Petrol giants try new avenue to fuel loyalty

After a long silence, Shell and BP are returning to TV screens in a bid to boost customer loyalty. Will they get a run for their money?

The UK motor fuel market is worth nearly £30bn a year, yet petrol retailers rarely advertise on television. Next month, however, Shell returns to our TV sets with an ecological-based advertising campaign to promote Optimax, its new premium-priced super unleaded petrol brand.

While its parent company Royal Dutch/Shell has run some corporate advertising campaigns, Shell UK has not advertised on television in this country for over ten years. According to a spokesman for the company, this is because the company has not had a significant launch since the late Eighties, when it launched unleaded petrol.

But others claim the reason for petrol retailers’ lack of investment in brand advertising is because consumers feel no loyalty to any particular petrol brand.
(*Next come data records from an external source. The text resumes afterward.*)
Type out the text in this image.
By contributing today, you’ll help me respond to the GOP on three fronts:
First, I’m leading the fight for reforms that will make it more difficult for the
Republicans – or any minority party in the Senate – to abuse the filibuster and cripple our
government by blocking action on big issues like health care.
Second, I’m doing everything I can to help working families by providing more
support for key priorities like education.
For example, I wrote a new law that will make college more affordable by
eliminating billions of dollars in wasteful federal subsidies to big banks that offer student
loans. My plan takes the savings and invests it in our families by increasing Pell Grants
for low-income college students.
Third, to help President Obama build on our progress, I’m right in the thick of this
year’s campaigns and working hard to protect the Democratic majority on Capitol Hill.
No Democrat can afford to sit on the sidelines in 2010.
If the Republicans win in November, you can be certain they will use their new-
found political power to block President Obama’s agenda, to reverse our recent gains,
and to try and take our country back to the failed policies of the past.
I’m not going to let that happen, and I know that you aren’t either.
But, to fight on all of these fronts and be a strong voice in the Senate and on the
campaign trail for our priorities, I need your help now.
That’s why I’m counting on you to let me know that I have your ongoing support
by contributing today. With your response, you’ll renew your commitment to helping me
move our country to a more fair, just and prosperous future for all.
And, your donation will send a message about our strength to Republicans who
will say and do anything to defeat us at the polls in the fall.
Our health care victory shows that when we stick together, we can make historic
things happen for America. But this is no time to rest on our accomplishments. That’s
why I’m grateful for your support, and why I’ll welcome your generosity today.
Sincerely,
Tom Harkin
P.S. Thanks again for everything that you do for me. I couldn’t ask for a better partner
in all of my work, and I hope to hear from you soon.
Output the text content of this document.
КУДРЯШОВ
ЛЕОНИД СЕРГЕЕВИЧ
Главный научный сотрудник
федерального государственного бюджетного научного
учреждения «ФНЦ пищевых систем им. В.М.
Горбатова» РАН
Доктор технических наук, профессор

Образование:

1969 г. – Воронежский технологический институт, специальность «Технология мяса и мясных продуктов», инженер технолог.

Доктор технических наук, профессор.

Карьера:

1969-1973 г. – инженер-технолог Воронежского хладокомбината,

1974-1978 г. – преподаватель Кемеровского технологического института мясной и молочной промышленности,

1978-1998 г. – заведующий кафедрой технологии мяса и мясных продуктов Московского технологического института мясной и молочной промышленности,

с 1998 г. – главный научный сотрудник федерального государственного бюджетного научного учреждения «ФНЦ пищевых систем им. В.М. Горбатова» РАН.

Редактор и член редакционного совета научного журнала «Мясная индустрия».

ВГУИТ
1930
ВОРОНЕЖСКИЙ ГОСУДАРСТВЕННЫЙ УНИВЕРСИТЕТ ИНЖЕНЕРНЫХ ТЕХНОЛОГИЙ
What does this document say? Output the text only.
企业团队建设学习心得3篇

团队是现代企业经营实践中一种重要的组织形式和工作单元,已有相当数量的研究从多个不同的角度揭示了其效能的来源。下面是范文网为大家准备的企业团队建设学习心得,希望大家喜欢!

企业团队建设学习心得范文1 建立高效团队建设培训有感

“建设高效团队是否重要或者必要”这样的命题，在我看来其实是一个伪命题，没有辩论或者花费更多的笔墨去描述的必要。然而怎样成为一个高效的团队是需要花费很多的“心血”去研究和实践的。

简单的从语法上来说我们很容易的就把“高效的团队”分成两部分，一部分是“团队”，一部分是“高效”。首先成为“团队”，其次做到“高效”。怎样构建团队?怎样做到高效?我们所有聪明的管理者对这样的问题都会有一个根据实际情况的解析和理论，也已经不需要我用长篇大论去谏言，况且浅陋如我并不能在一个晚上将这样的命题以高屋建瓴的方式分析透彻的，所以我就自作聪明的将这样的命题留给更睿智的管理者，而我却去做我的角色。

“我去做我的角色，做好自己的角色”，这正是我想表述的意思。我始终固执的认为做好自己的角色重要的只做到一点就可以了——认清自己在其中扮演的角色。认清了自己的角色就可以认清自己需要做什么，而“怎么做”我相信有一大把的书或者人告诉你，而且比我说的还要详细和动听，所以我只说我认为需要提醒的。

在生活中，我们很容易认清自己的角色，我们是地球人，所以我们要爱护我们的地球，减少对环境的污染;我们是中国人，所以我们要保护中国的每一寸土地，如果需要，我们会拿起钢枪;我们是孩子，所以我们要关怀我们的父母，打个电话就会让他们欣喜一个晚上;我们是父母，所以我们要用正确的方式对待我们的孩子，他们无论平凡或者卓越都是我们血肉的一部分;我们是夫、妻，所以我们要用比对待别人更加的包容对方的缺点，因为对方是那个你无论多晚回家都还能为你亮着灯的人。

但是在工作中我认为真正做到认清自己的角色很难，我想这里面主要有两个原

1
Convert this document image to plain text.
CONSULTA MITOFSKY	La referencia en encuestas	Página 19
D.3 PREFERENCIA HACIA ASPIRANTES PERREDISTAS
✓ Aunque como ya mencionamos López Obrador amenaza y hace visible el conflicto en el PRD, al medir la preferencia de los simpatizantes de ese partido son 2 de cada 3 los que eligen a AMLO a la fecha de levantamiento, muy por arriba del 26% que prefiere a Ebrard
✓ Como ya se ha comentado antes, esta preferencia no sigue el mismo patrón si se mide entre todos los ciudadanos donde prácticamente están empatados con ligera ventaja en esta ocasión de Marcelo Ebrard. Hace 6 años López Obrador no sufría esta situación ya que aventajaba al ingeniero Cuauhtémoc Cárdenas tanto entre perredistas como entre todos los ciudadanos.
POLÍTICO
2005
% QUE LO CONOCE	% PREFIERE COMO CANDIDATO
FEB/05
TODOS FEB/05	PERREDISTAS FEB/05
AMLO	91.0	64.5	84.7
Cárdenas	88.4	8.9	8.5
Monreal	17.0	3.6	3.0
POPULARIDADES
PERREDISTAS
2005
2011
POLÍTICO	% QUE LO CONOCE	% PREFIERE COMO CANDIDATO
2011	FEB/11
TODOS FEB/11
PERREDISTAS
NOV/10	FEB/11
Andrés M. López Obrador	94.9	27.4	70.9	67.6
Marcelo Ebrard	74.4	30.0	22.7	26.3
In addition, low margins on fuel sales in the UK makes television advertising seem an expensive luxury. Although the recent protests against petrol prices would have us think differently, UK petrol retailers claim profit margins on fuel are lower than ever.

This is largely because of Esso’s Price Watch campaign, which it launched in 1995. The company started a ferocious price battle when it vowed to match rival petrol prices within two miles of its outlets. The aim was to claw back business from Tesco, Sainsbury’s and other supermarkets selling cheap petrol.

But the effect of the campaign was not only to lower the price of petrol. It also led to the closure of 1,500 petrol stations which were unable to compete in the price war.

Shell is not the only petrol retailer planning an TV advertising onslaught. BP has recently launched a high profile TV campaign.

But neither of the two rivals are running a brand advertising campaign for their forecourts. Shell is using its ads to focus on the new fuel and its ecological and engine performance advantages. BP’s campaign promotes its convenience stores BP Connect.

By flagging up their “incidentals”, such as convenience stores or a particular type of petrol, fuel retailers are trying to differentiate themselves from rivals and gain some kind of consumer loyalty.

One senior advertising insider claims that Shell’s £4m investment in advertising its new premium priced fuel will see little return: “Less than four per cent of petrol sold in this country is the high-cost unleaded fuel. People will not pay over the odds for petrol, whether or not it enhances their car’s performance.”

Shell’s spokesman unwittingly backs up this claim by admitting that super unleaded fuel accounts for just 2.6 per cent of the overall fuel market. But, he says, Shell believes that Optimax, which costs about 4p or 5p a litre more than standard unleaded petrol, will bring more consumers on board because it has the added benefit of enhancing engine performance.

“There are people who look after their cars, love driving and value their car’s response. This new fuel will make a difference to their engines, and we know these consumers want it,” he says.

Industry experts say that consumers believe that since the Esso Price watch began, petrol prices are guaranteed to be the same in a given area. This makes it particularly hard for a petrol station brand to differentiate itself from its competitors.

According to figures released by the Institute of Grocery Distribution, there are about 13,716 forecourt outlets in the UK. The five largest (Esso, BP, Shell, Texaco and TotalFina Elf) account for 62 per cent of all fuel sold. Yet Esso, Texaco and TotalFina Elf do not advertise on television.

Instead these companies, along with BP and Shell, invest in customer loyalty card schemes. Such schemes were very popular with retailers in the mid-Nineties but are now viewed by many as an expensive and ineffective way of retaining customers.

But for petrol retailers – unable to compete on price – they are one of the few ways to build brand loyalty.

Shell scrapped its Smart consumer rewards programme and replaced it in June with a new loyalty scheme called Plus Points, which it claims is more customer focused. BP has its Premiercard, which offers Boots and Marks & Spencer gift vouchers.

“Price is not a big motivator as people expect prices to be low almost everywhere. But promotional activity will often drive people in,” says Stewart Baxter, group account director at Marketing Drive, which runs the loyalty card scheme TOPS for petrol retailer TotalFina Elf.

“When you are in your car, you can be faced with several options, and a loyalty scheme can be the determining factor,” Baxter adds. “Of late, TV advertising [for petrol retailers] has been polarising into particular messages. BP Connect’s advertising is more lifestyle-oriented.”

Lifestyle advertising and focusing on environmental issues seem to be the current trend for petrol stations, marking an end to price driven campaigns. But this does not mean that petrol retailers will be able to recover their lost margins by hiking prices on the quiet, as recent blockades have proven how sensitive consumers are to fuel prices.

To avoid a repeat of last year’s unflattering media coverage and consumer outrage, fuel companies are likely to continue to focus their marketing efforts on incidentals and driving sales in their convenience stores in an effort to claw back profits lost in the past seven years.